By Bud P.
This month's issue of Words Without Borders explores the work of writers who will soon gather in New York City for the PEN World Voices Festival. This year's festival explores the theme "how the world changes and how we change" against the backdrop of "landmark anniversaries - Darwin's On the Origin of Species (1859), the Cuban Revolution (1959), the collapse of Communism across Eastern Europe (1989), and Tiananmen Square (1989)."
Born in Dresden, Germany in 1962, Ingo Schulze is one author whose work most certainly embodies the festival's theme. Reviewing Schulze's novel New Lives, our reviewer Robert Buckeye says:
"In Europe today (and among intellectuals in the West), the fall of the Wall has been followed by what is termed ostalgie, 'less nostalgia for the return of the socialist collective,' Charity Scribner writes, 'than "the awareness" that something is missing from the present.' For Schulze, something is clearly missing, but he can neither embrace the new world nor yearn for the one lost."

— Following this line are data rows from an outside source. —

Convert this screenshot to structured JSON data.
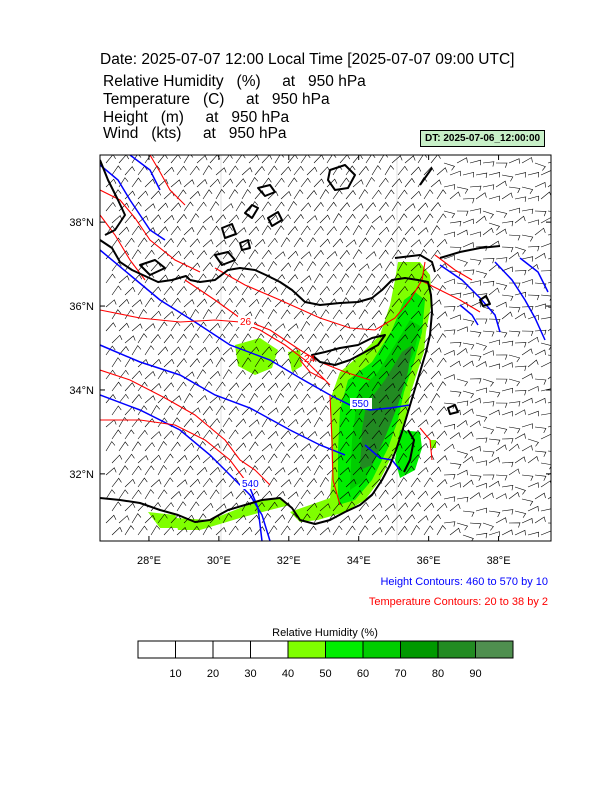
{
  "title": "Date: 2025-07-07  12:00 Local Time [2025-07-07  09:00 UTC]",
  "variables": [
    {
      "name": "Relative Humidity",
      "unit": "(%)",
      "at": "at",
      "level": "950 hPa"
    },
    {
      "name": "Temperature",
      "unit": "(C)",
      "at": "at",
      "level": "950 hPa"
    },
    {
      "name": "Height",
      "unit": "(m)",
      "at": "at",
      "level": "950 hPa"
    },
    {
      "name": "Wind",
      "unit": "(kts)",
      "at": "at",
      "level": "950 hPa"
    }
  ],
  "dt_badge": "DT: 2025-07-06_12:00:00",
  "map": {
    "lon_range": [
      26.6,
      39.5
    ],
    "lat_range": [
      30.4,
      39.6
    ],
    "lon_ticks": [
      "28°E",
      "30°E",
      "32°E",
      "34°E",
      "36°E",
      "38°E"
    ],
    "lon_tick_values": [
      28,
      30,
      32,
      34,
      36,
      38
    ],
    "lat_ticks": [
      "32°N",
      "34°N",
      "36°N",
      "38°N"
    ],
    "lat_tick_values": [
      32,
      34,
      36,
      38
    ],
    "contour_labels": {
      "height": "540",
      "temperature": "26",
      "height_mid": "550",
      "temperature_east": "24"
    },
    "colors": {
      "height": "#0000ff",
      "temperature": "#ff0000",
      "coast": "#000000"
    }
  },
  "legend": {
    "height_contours": "Height Contours: 460 to 570 by 10",
    "temperature_contours": "Temperature Contours: 20 to 38 by 2",
    "height_color": "#0000ff",
    "temperature_color": "#ff0000"
  },
  "colorbar": {
    "title": "Relative Humidity  (%)",
    "labels": [
      "10",
      "20",
      "30",
      "40",
      "50",
      "60",
      "70",
      "80",
      "90"
    ],
    "colors": [
      "#ffffff",
      "#ffffff",
      "#ffffff",
      "#ffffff",
      "#7fff00",
      "#00ee00",
      "#00cd00",
      "#009900",
      "#228b22",
      "#4f8f4f"
    ]
  }
}
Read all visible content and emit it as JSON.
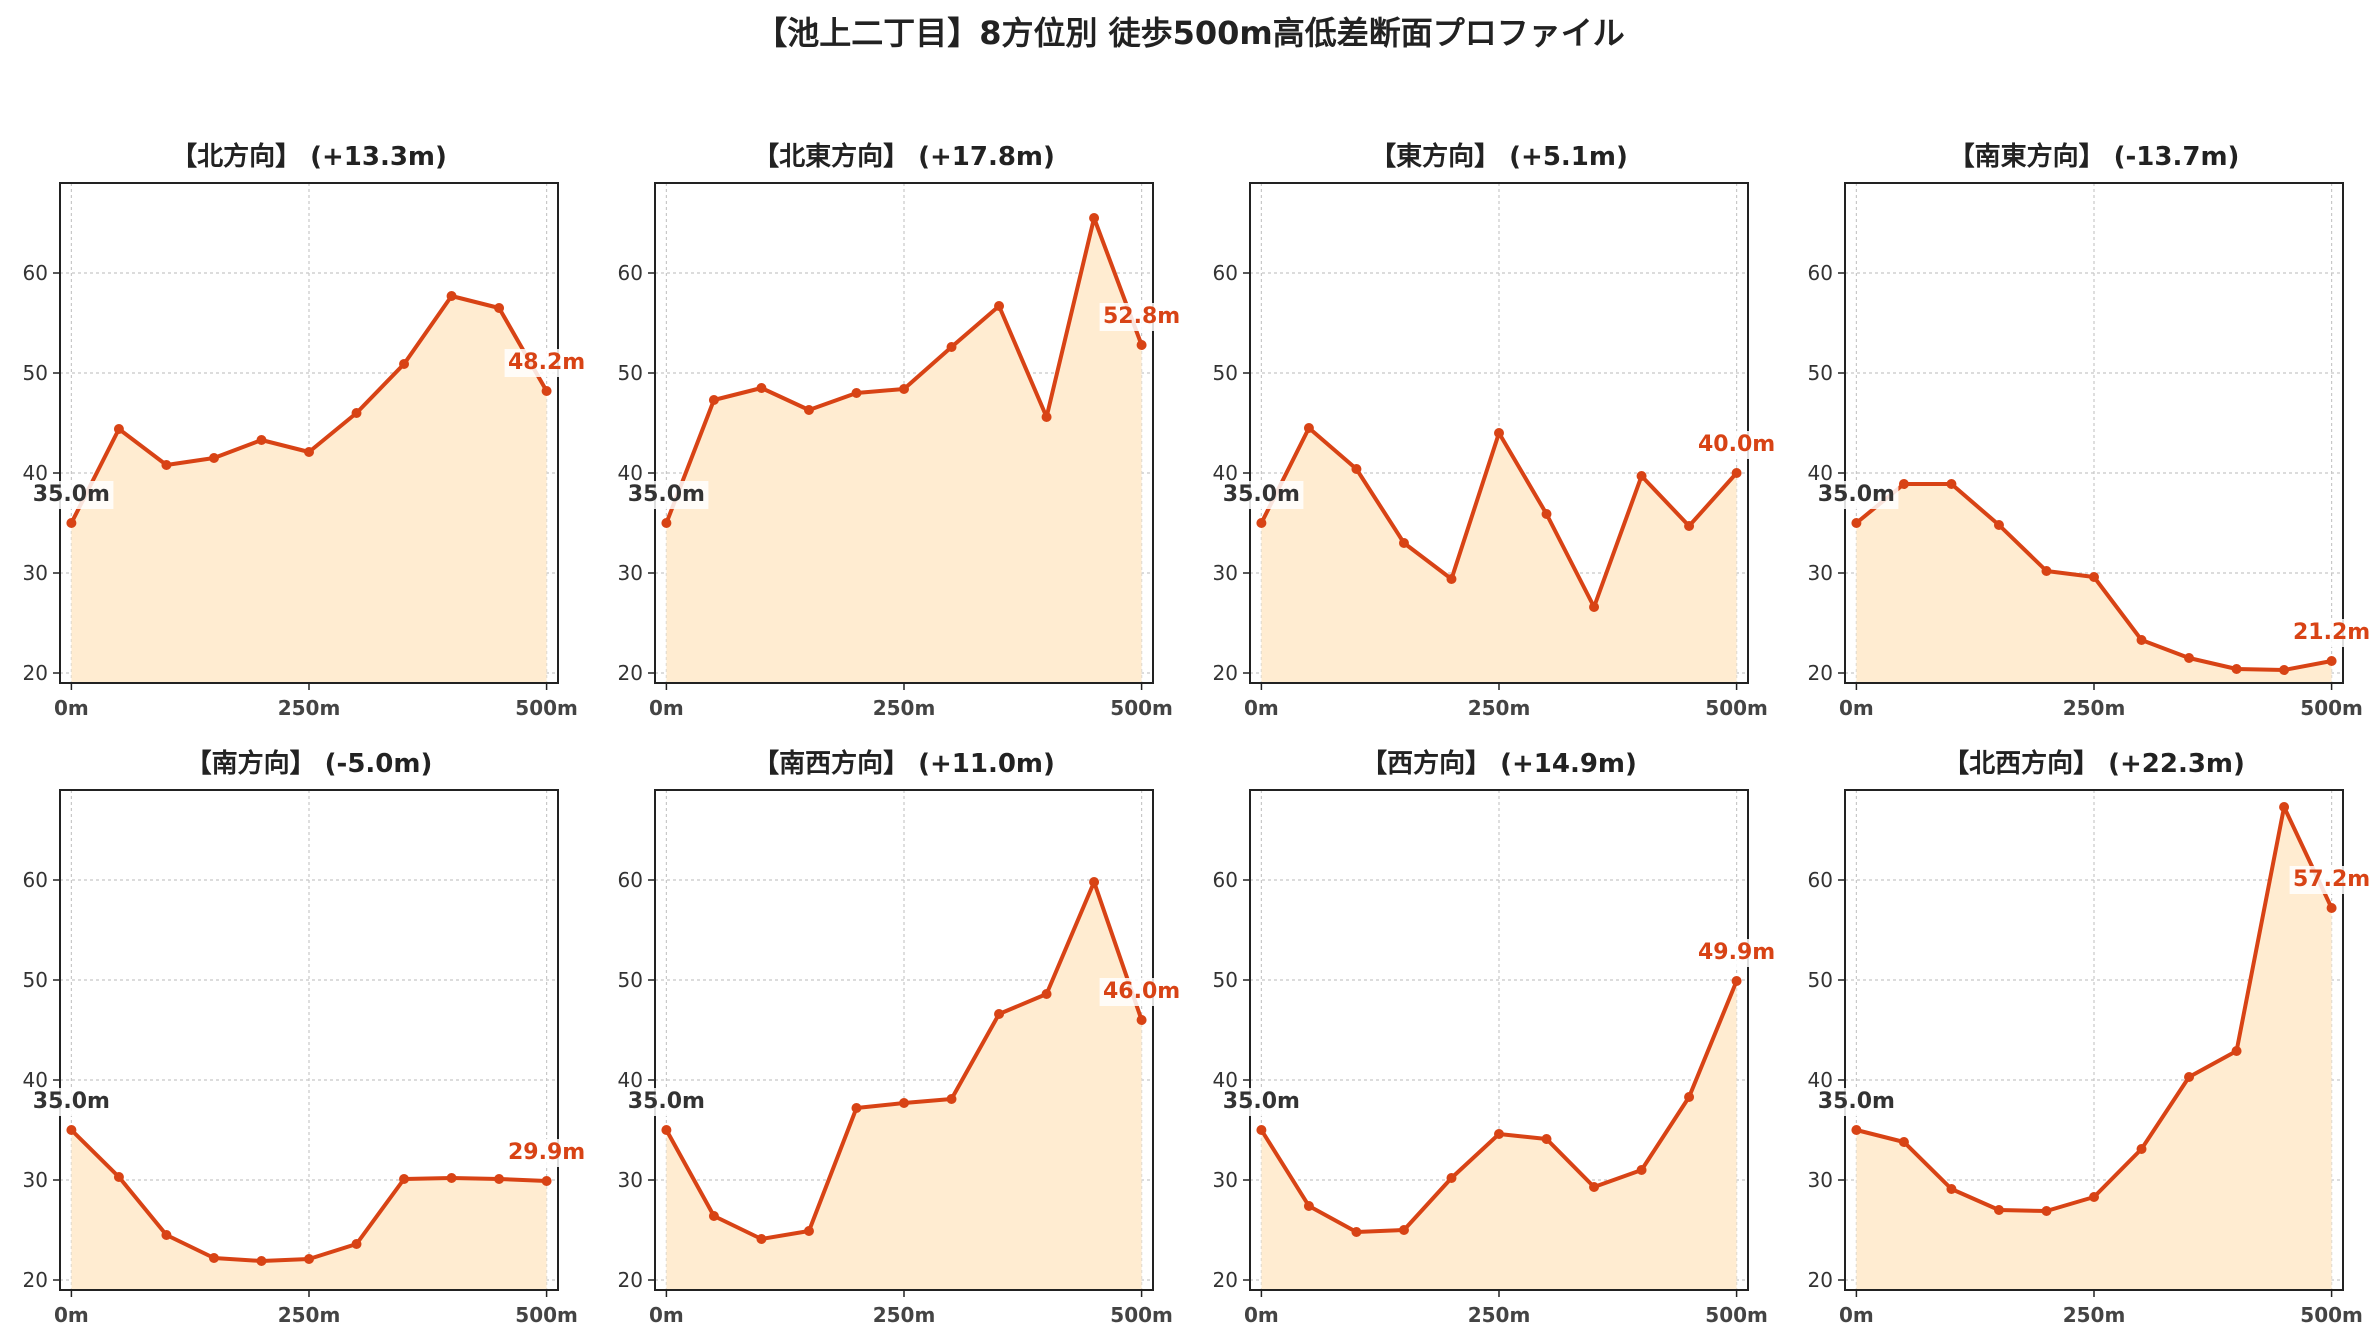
{
  "title": "【池上二丁目】8方位別 徒歩500m高低差断面プロファイル",
  "colors": {
    "line": "#d84315",
    "fill": "#ffecd1",
    "grid": "#c8c8c8",
    "start_label": "#333333",
    "end_label": "#d84315"
  },
  "chart_data": [
    {
      "type": "area",
      "title": "【北方向】 (+13.3m)",
      "x": [
        0,
        50,
        100,
        150,
        200,
        250,
        300,
        350,
        400,
        450,
        500
      ],
      "y": [
        35.0,
        44.4,
        40.8,
        41.5,
        43.3,
        42.1,
        46.0,
        50.9,
        57.7,
        56.5,
        48.2
      ],
      "x_ticks": [
        "0m",
        "250m",
        "500m"
      ],
      "y_ticks": [
        20,
        30,
        40,
        50,
        60
      ],
      "ylim": [
        19,
        69
      ],
      "xlim": [
        -12,
        512
      ],
      "start_label": "35.0m",
      "end_label": "48.2m",
      "grid": true
    },
    {
      "type": "area",
      "title": "【北東方向】 (+17.8m)",
      "x": [
        0,
        50,
        100,
        150,
        200,
        250,
        300,
        350,
        400,
        450,
        500
      ],
      "y": [
        35.0,
        47.3,
        48.5,
        46.3,
        48.0,
        48.4,
        52.6,
        56.7,
        45.6,
        65.5,
        52.8
      ],
      "x_ticks": [
        "0m",
        "250m",
        "500m"
      ],
      "y_ticks": [
        20,
        30,
        40,
        50,
        60
      ],
      "ylim": [
        19,
        69
      ],
      "xlim": [
        -12,
        512
      ],
      "start_label": "35.0m",
      "end_label": "52.8m",
      "grid": true
    },
    {
      "type": "area",
      "title": "【東方向】 (+5.1m)",
      "x": [
        0,
        50,
        100,
        150,
        200,
        250,
        300,
        350,
        400,
        450,
        500
      ],
      "y": [
        35.0,
        44.5,
        40.4,
        33.0,
        29.4,
        44.0,
        35.9,
        26.6,
        39.7,
        34.7,
        40.0
      ],
      "x_ticks": [
        "0m",
        "250m",
        "500m"
      ],
      "y_ticks": [
        20,
        30,
        40,
        50,
        60
      ],
      "ylim": [
        19,
        69
      ],
      "xlim": [
        -12,
        512
      ],
      "start_label": "35.0m",
      "end_label": "40.0m",
      "grid": true
    },
    {
      "type": "area",
      "title": "【南東方向】 (-13.7m)",
      "x": [
        0,
        50,
        100,
        150,
        200,
        250,
        300,
        350,
        400,
        450,
        500
      ],
      "y": [
        35.0,
        38.9,
        38.9,
        34.8,
        30.2,
        29.6,
        23.3,
        21.5,
        20.4,
        20.3,
        21.2
      ],
      "x_ticks": [
        "0m",
        "250m",
        "500m"
      ],
      "y_ticks": [
        20,
        30,
        40,
        50,
        60
      ],
      "ylim": [
        19,
        69
      ],
      "xlim": [
        -12,
        512
      ],
      "start_label": "35.0m",
      "end_label": "21.2m",
      "grid": true
    },
    {
      "type": "area",
      "title": "【南方向】 (-5.0m)",
      "x": [
        0,
        50,
        100,
        150,
        200,
        250,
        300,
        350,
        400,
        450,
        500
      ],
      "y": [
        35.0,
        30.3,
        24.5,
        22.2,
        21.9,
        22.1,
        23.6,
        30.1,
        30.2,
        30.1,
        29.9
      ],
      "x_ticks": [
        "0m",
        "250m",
        "500m"
      ],
      "y_ticks": [
        20,
        30,
        40,
        50,
        60
      ],
      "ylim": [
        19,
        69
      ],
      "xlim": [
        -12,
        512
      ],
      "start_label": "35.0m",
      "end_label": "29.9m",
      "grid": true
    },
    {
      "type": "area",
      "title": "【南西方向】 (+11.0m)",
      "x": [
        0,
        50,
        100,
        150,
        200,
        250,
        300,
        350,
        400,
        450,
        500
      ],
      "y": [
        35.0,
        26.4,
        24.1,
        24.9,
        37.2,
        37.7,
        38.1,
        46.6,
        48.6,
        59.8,
        46.0
      ],
      "x_ticks": [
        "0m",
        "250m",
        "500m"
      ],
      "y_ticks": [
        20,
        30,
        40,
        50,
        60
      ],
      "ylim": [
        19,
        69
      ],
      "xlim": [
        -12,
        512
      ],
      "start_label": "35.0m",
      "end_label": "46.0m",
      "grid": true
    },
    {
      "type": "area",
      "title": "【西方向】 (+14.9m)",
      "x": [
        0,
        50,
        100,
        150,
        200,
        250,
        300,
        350,
        400,
        450,
        500
      ],
      "y": [
        35.0,
        27.4,
        24.8,
        25.0,
        30.2,
        34.6,
        34.1,
        29.3,
        31.0,
        38.3,
        49.9
      ],
      "x_ticks": [
        "0m",
        "250m",
        "500m"
      ],
      "y_ticks": [
        20,
        30,
        40,
        50,
        60
      ],
      "ylim": [
        19,
        69
      ],
      "xlim": [
        -12,
        512
      ],
      "start_label": "35.0m",
      "end_label": "49.9m",
      "grid": true
    },
    {
      "type": "area",
      "title": "【北西方向】 (+22.3m)",
      "x": [
        0,
        50,
        100,
        150,
        200,
        250,
        300,
        350,
        400,
        450,
        500
      ],
      "y": [
        35.0,
        33.8,
        29.1,
        27.0,
        26.9,
        28.3,
        33.1,
        40.3,
        42.9,
        67.3,
        57.2
      ],
      "x_ticks": [
        "0m",
        "250m",
        "500m"
      ],
      "y_ticks": [
        20,
        30,
        40,
        50,
        60
      ],
      "ylim": [
        19,
        69
      ],
      "xlim": [
        -12,
        512
      ],
      "start_label": "35.0m",
      "end_label": "57.2m",
      "grid": true
    }
  ]
}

That's difficult territory to tread, to say the least, but Schulze, whom I saw read at last year's PEN World Voices Festival, embraces it artfully. In fact, I was stunned by the story he read that day, one of the short pieces in 33 Moments of Happiness: St. Petersburg Stories. I found the book (which, I bought immediately after the reading) innovative and each piece deepfelt yet empty in a way, leaving me with a sense of that in-between that Robert identifies in his review.
In his new novel, Schulze takes on the difficult-to-master structure of an epistolary novel and succeeds:
New Lives is less the epistolary novel Turmer tells Nicoletta he is writing, than a scholarly text with a critical apparatus, similar to Nabokov's Pale Fire whose method subverts--or expands --the form of the novel. As editor, Schulze plays the same role that Professor Kinbote, the editor of John Shade's poetry, does in Pale Fire; like Kinbote, he does not let the text stand for itself but directs us how to read it. Kinbote, however, is clearly not Nabokov; he serves as a foil for Nabokov to skewer those who appropriate texts for their own purposes. In New Lives, Schulze (the editor) is often indistinguishable from Schulze (the novelist).